With Joaquin "El Chapo" Guzman back in the Altiplano maximum-security prison, the question of the day was how to keep the most notorious drug kingpin behind bars after his two well-orchestrated escapes from Mexican custody and because his Sinaloa cartel smuggles tons of cocaine, marijuana, methamphetamines and heroin to the U.S., reports CBS News' Pamela Falk.

Following his capture, the head of the powerful Sinaloa Cartel was brought to Mexico City's airport, frog-marched to a helicopter before news media, and flown back to the same prison he'd fled.

There were immediately calls for his quick extradition, just as there were after the February 2014 capture of Guzman, who faces drug-trafficking charges in several U.S. states. At the time, Mexico's government insisted it could handle the man who had already broken out of one maximum-security prison, saying he must pay his debt to Mexican society first.

Then-Attorney General Jesus Murillo Karam said the extradition would happen only after he finished his sentence in Mexico in "300 or 400 years."

Then Guzman escaped on July 11 under the noses of guards and prison officials at Mexico's most secure lock-up, slipping out an elaborate tunnel that showed the depth of the country's corruption while thoroughly embarrassing Pena Nieto's administration.

He also escaped a different maximum-security facility in 2001 while serving a 20-year sentence. Lore says he hid in a laundry cart, though many dispute that version. He spent 13 years on the lam.

Gomez said that one of Guzman's key tunnel builders led officials to the neighborhood in Los Mochis, where authorities had been watching for a month. The team noticed a lot of activity at the house Wednesday and the arrival of a car early Thursday morning. Authorities were able to determine that Guzman was inside the house, she said.

The marines were met with gunfire as they closed in.

Gomez said Guzman and his security chief, Ivan Gastelum, a.k.a "El Cholo Ivan," were able to flee via storm drains and escape through a manhole cover to the street, where they commandeered getaway cars. Marines climbed into the drains in pursuit. They closed in on the two men based on reports of stolen vehicles and they were arrested on the highway.

What happens now is crucial for Guzman, whose cartel smuggles multi-ton shipments of cocaine and marijuana as well as manufacturing and transporting methamphetamines and heroin, mostly to the U.S.

According to a statement from the Mexican Attorney General's office, the U.S. filed extradition requests June 25, while Guzman was in custody, and another Sep. 3, after he escaped.
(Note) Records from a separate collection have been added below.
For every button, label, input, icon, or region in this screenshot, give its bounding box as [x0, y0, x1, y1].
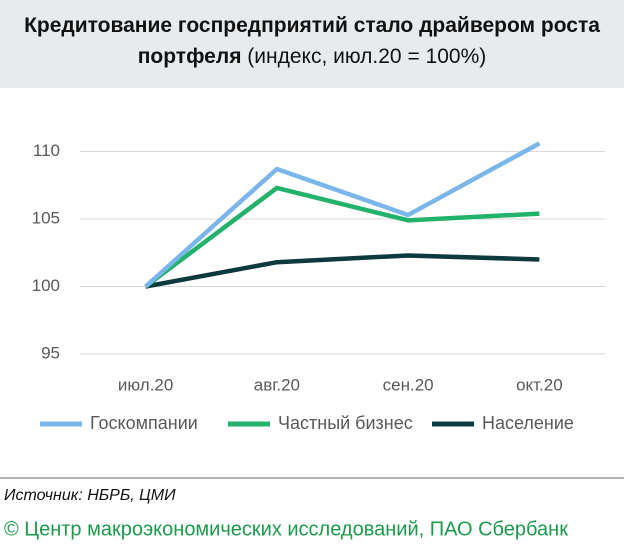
header: Кредитование госпредприятий стало драйве…: [0, 0, 624, 88]
legend-label: Госкомпании: [90, 413, 198, 433]
legend-label: Население: [482, 413, 574, 433]
y-tick-label: 100: [32, 276, 60, 295]
chart-subtitle: (индекс, июл.20 = 100%): [247, 45, 487, 68]
series-line: [145, 253, 540, 289]
legend-label: Частный бизнес: [278, 413, 413, 433]
y-tick-label: 105: [32, 208, 60, 227]
x-tick-label: окт.20: [516, 375, 563, 394]
title-block: Кредитование госпредприятий стало драйве…: [20, 10, 605, 72]
x-tick-label: авг.20: [254, 375, 300, 394]
y-tick-label: 95: [41, 343, 60, 362]
y-tick-label: 110: [33, 141, 60, 160]
series-line: [144, 185, 540, 289]
series-line: [144, 141, 541, 289]
x-tick-label: сен.20: [383, 375, 434, 394]
x-tick-label: июл.20: [118, 375, 173, 394]
footer: © Центр макроэкономических исследований,…: [4, 518, 568, 540]
chart-title: Кредитование госпредприятий стало драйве…: [24, 14, 600, 68]
source: Источник: НБРБ, ЦМИ: [4, 487, 176, 504]
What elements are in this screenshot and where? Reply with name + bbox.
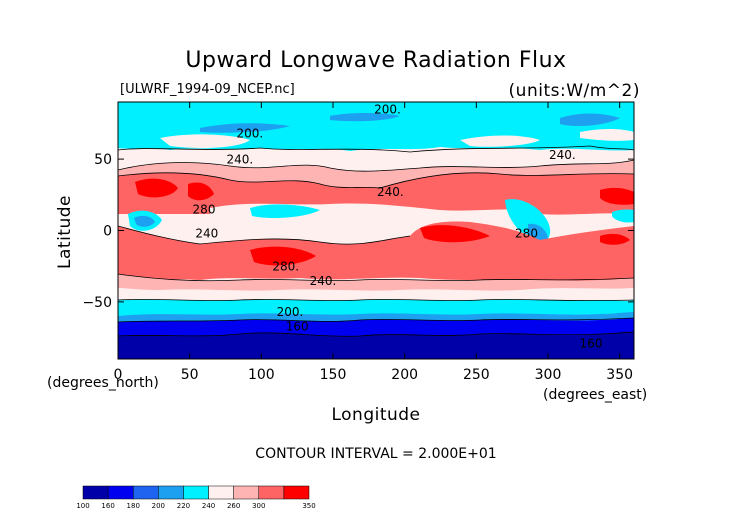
contour-label: 240. [377, 185, 404, 199]
colorbar-swatch [82, 485, 109, 500]
contour-label: 160 [580, 337, 603, 351]
y-tick-label: 50 [94, 152, 112, 168]
x-tick-label: 0 [114, 367, 123, 383]
x-tick-label: 150 [320, 367, 347, 383]
equatorial-blue [134, 215, 155, 227]
x-axis-ticks: 0 50 100 150 200 250 300 350 [114, 102, 633, 383]
units-label: (units:W/m^2) [509, 81, 640, 101]
y-unit-label: (degrees_north) [47, 375, 159, 391]
arctic-blob [200, 123, 290, 133]
contour-label: 240 [195, 227, 218, 241]
colorbar-tick-label: 200 [152, 502, 165, 510]
contour-label: 280. [272, 259, 299, 273]
band-south-pink [118, 274, 634, 291]
band-south-navy [118, 331, 634, 359]
colorbar-swatch [183, 485, 209, 500]
hot-spot [600, 187, 634, 205]
north-light-patch [460, 135, 540, 147]
colorbar-tick-label: 260 [227, 502, 240, 510]
y-axis-ticks: −50 0 50 [82, 152, 634, 311]
colorbar-swatch [132, 485, 159, 500]
x-tick-label: 350 [606, 367, 633, 383]
north-light-patch [580, 129, 634, 141]
colorbar-tick-label: 240 [202, 502, 215, 510]
y-axis-label: Latitude [55, 195, 75, 269]
colorbar-tick-label: 300 [252, 502, 265, 510]
contour-lines [118, 145, 634, 337]
x-tick-label: 250 [463, 367, 490, 383]
x-unit-label: (degrees_east) [543, 387, 647, 403]
hot-spot [135, 178, 178, 198]
x-axis-label: Longitude [331, 405, 420, 425]
hot-spot [600, 233, 630, 245]
y-tick-label: 0 [103, 224, 112, 240]
north-light-patch [160, 134, 250, 148]
y-tick-label: −50 [82, 295, 112, 311]
colorbar-swatch [258, 485, 285, 500]
colorbar-tick-label: 220 [177, 502, 190, 510]
contour-label: 280 [515, 227, 538, 241]
contour-label: 240. [310, 274, 337, 288]
colorbar-tick-label: 350 [302, 502, 315, 510]
colorbar-swatch [107, 485, 134, 500]
contour-labels: 200. 200. 240. 240. 240. 280 240 280 280. 240. 200… [193, 102, 603, 350]
colorbar: 100 160 180 200 220 240 260 300 350 [76, 485, 316, 510]
x-tick-label: 300 [535, 367, 562, 383]
hot-spot [250, 246, 316, 266]
colorbar-tick-label: 100 [76, 502, 89, 510]
hot-spot [188, 182, 214, 201]
arctic-blob [330, 113, 400, 122]
arctic-blob [560, 113, 620, 126]
hot-spot [420, 225, 490, 243]
contour-label: 200. [237, 127, 264, 141]
contour-label: 280 [193, 202, 216, 216]
colorbar-swatch [233, 485, 260, 500]
contour-label: 240. [549, 148, 576, 162]
contour-label: 200. [277, 305, 304, 319]
equatorial-cyan [250, 204, 320, 218]
contour-label: 200. [374, 102, 401, 116]
contour-interval-note: CONTOUR INTERVAL = 2.000E+01 [255, 446, 496, 462]
dataset-label: [ULWRF_1994-09_NCEP.nc] [120, 82, 295, 97]
colorbar-swatch [283, 485, 310, 500]
colorbar-swatch [158, 485, 184, 500]
plot-area: 200. 200. 240. 240. 240. 280 240 280 280. 240. 200… [118, 102, 634, 359]
band-south-red [118, 221, 634, 284]
x-tick-label: 50 [181, 367, 199, 383]
contour-label: 160 [286, 319, 309, 333]
contour-label: 240. [226, 152, 253, 166]
x-tick-label: 200 [391, 367, 418, 383]
colorbar-swatch [208, 485, 234, 500]
chart-title: Upward Longwave Radiation Flux [185, 48, 566, 73]
colorbar-tick-label: 160 [101, 502, 114, 510]
colorbar-tick-label: 180 [127, 502, 140, 510]
equatorial-cyan [612, 209, 634, 223]
x-tick-label: 100 [248, 367, 275, 383]
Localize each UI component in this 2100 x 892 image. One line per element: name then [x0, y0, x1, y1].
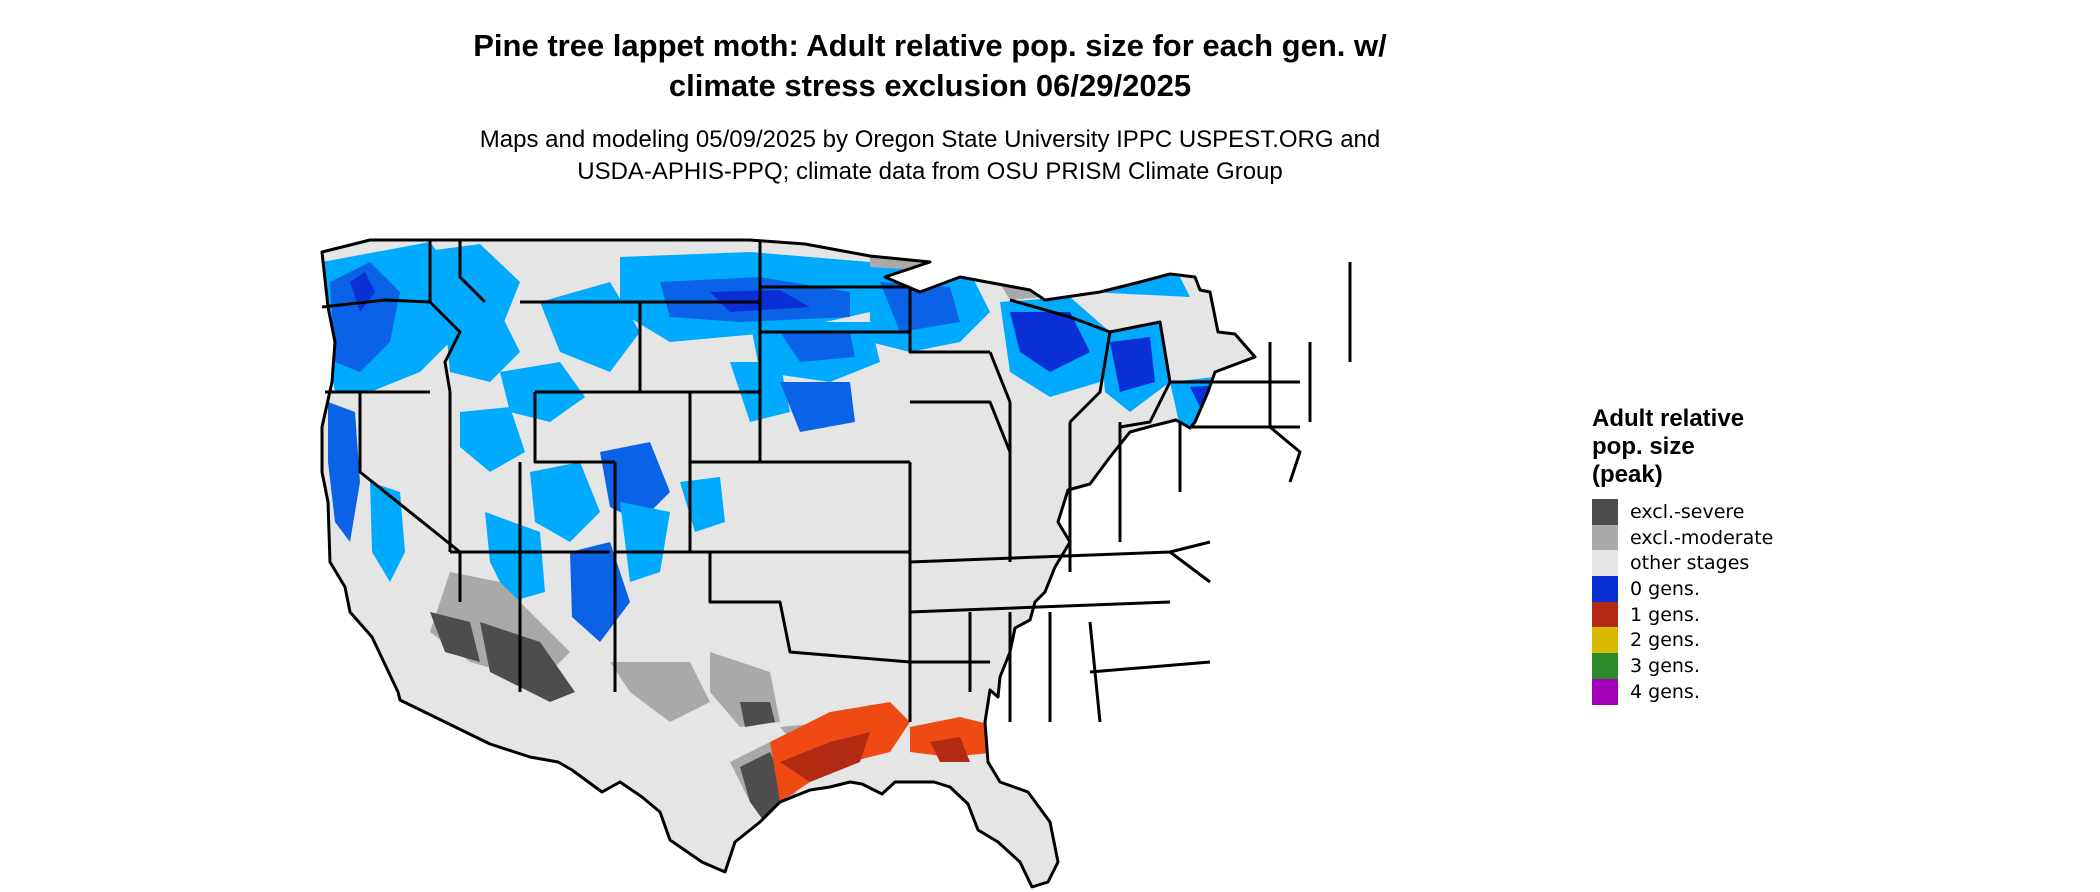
- legend-swatch: [1592, 575, 1618, 602]
- legend-item: 2 gens.: [1592, 627, 1892, 654]
- legend-label: excl.-severe: [1630, 500, 1745, 523]
- legend-label: 0 gens.: [1630, 577, 1700, 600]
- legend-item: 0 gens.: [1592, 575, 1892, 602]
- us-map-svg: [320, 238, 1352, 889]
- state-borders: [320, 238, 1352, 889]
- legend-item: other stages: [1592, 550, 1892, 577]
- legend-title-line: pop. size: [1592, 433, 1695, 460]
- legend-title-line: Adult relative: [1592, 405, 1745, 432]
- legend-item: 3 gens.: [1592, 652, 1892, 679]
- legend-item: 1 gens.: [1592, 601, 1892, 628]
- legend-item: excl.-severe: [1592, 498, 1892, 525]
- legend-label: other stages: [1630, 552, 1750, 575]
- legend-item: excl.-moderate: [1592, 524, 1892, 551]
- legend-title-line: (peak): [1592, 461, 1663, 488]
- legend-swatch: [1592, 524, 1618, 551]
- legend-items: excl.-severe excl.-moderate other stages 0 …: [1592, 498, 1892, 705]
- map-subtitle-line-1: Maps and modeling 05/09/2025 by Oregon S…: [479, 126, 1381, 153]
- legend-label: excl.-moderate: [1630, 526, 1774, 549]
- legend-item: 4 gens.: [1592, 678, 1892, 705]
- map-title-line-1: Pine tree lappet moth: Adult relative po…: [473, 28, 1387, 63]
- legend-label: 4 gens.: [1630, 680, 1700, 703]
- legend-swatch: [1592, 678, 1618, 705]
- legend-label: 1 gens.: [1630, 603, 1700, 626]
- legend-swatch: [1592, 550, 1618, 577]
- legend-label: 2 gens.: [1630, 629, 1700, 652]
- us-map: [310, 222, 1560, 892]
- map-title-line-2: climate stress exclusion 06/29/2025: [668, 68, 1192, 103]
- legend-swatch: [1592, 498, 1618, 525]
- legend-swatch: [1592, 652, 1618, 679]
- legend-swatch: [1592, 601, 1618, 628]
- legend: Adult relative pop. size (peak) excl.-se…: [1592, 405, 1892, 705]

The Mexican government determined they were valid within the extradition treaty and sent them to a panel of federal judges, who gave orders for detention on July 29 and Sept. 8, after Guzman had escaped.

Those orders were not for extradition but just for Guzman to begin the extradition hearing process. Now that he is recaptured, Mexico has to start processing the extradition requests anew, according to the law.

The quickest he could be extradited would be six months, said a federal official who spoke on condition of anonymity, but it's not likely because lawyers file appeals. He said that they are usually turned down, but each one means a judge has to schedule a hearing.

"That can take weeks or months, and that delays the extradition," he said. "We've had cases that take six years."